Uns anos mais à frente, tinha eu os meus 8/9 anos, não me lembro precisamente, no magusto, andava a brincar com os meus amigos e na altura faziam-se fogueiras nos recreios da escola (não sei se ainda se faz, mas creio que não!) e no meio da brincadeira entrou-me uma faúlha para dentro de um olho. No momento não dei conta do sucedido, mas passado umas horas quando cheguei a cara, o meu olho estava assustador. A minha mãe quando chegou a casa levou-me logo ao hospital e tinha queimado não-sei-o-quê do olho, mas nada grave porque conseguiram retirar a tempo. Não sei se foi desde essa altura, mas passado uns tempinhos comecei a ver mesmo muito mal, uso óculos desde os 10 anos. Os médicos disseram à minha mãe que foi uma sorte não ter ficado cega daquele olho. Mais um susto!
No meio de mais não-sei-quantas histórias que podia contar e das tantas vezes que os meus correram comigo para o hospital a mais grave foi quando parti a cabeça.
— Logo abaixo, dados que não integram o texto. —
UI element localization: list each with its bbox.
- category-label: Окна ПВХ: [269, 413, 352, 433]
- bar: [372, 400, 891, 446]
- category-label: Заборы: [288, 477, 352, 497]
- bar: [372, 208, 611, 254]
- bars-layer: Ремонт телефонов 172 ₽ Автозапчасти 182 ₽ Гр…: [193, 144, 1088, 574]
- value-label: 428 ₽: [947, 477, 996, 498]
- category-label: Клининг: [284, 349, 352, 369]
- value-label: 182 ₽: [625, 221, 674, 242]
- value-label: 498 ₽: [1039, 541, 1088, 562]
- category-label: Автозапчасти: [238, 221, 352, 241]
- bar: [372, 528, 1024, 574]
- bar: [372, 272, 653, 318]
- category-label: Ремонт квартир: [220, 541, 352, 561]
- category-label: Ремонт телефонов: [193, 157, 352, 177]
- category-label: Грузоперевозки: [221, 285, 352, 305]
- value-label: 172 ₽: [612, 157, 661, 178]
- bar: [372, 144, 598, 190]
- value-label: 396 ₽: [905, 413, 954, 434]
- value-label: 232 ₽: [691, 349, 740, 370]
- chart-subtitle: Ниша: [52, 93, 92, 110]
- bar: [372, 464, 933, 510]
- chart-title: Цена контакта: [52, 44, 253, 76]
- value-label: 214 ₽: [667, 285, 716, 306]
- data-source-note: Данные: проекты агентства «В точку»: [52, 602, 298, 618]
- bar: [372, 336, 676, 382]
Nunca parti nenhum membro do corpo, só a cabeça, grave! A casa onde moro hoje estava em construção e na primeira visita que fizemos a casa estava toda em cimento ainda, e o poço também. Na altura devia-me achar alguma animal saltitão e juntamente com a minha irmã decidi saltar um dos poços de um lado ao outro. Não correu muito bem porque não cheguei ao outro lado e fiquei pelo caminho a escorregar sangue da cabeça. Levei 13 ou 14 pontos e a minha mãe quase morria de ataque cardíaco.
Podia contar mais mil histórias porque, como disse, sempre dei algumas dores de cabeça aos meus pais, ao contrário da minha irmã. Hoje rimo-nos destas histórias, na altura não foram muito engraçadas porque até os médicos no hospital já nos conheciam.
No fim, sei que fui uma criança muito feliz, que os meus pais sempre me deixaram sonhar, antes me tivessem deixado sonhar menos, porque às vezes chegamos à conclusão que tanto eu como a minha irmã crescemos numa espécie de bolha, a leste do mundo real. Mas também acho que as crianças precisam sonhar e brincar, precisam inventar e imaginar. Acho que isso é fundamental para uma criança e tem-se perdido ao longo dos anos o que é triste.
Mais histórias de infância por aí? Acho delicioso quando se fala em brincadeiras de infância e histórias engraçadas que aconteceram a todos.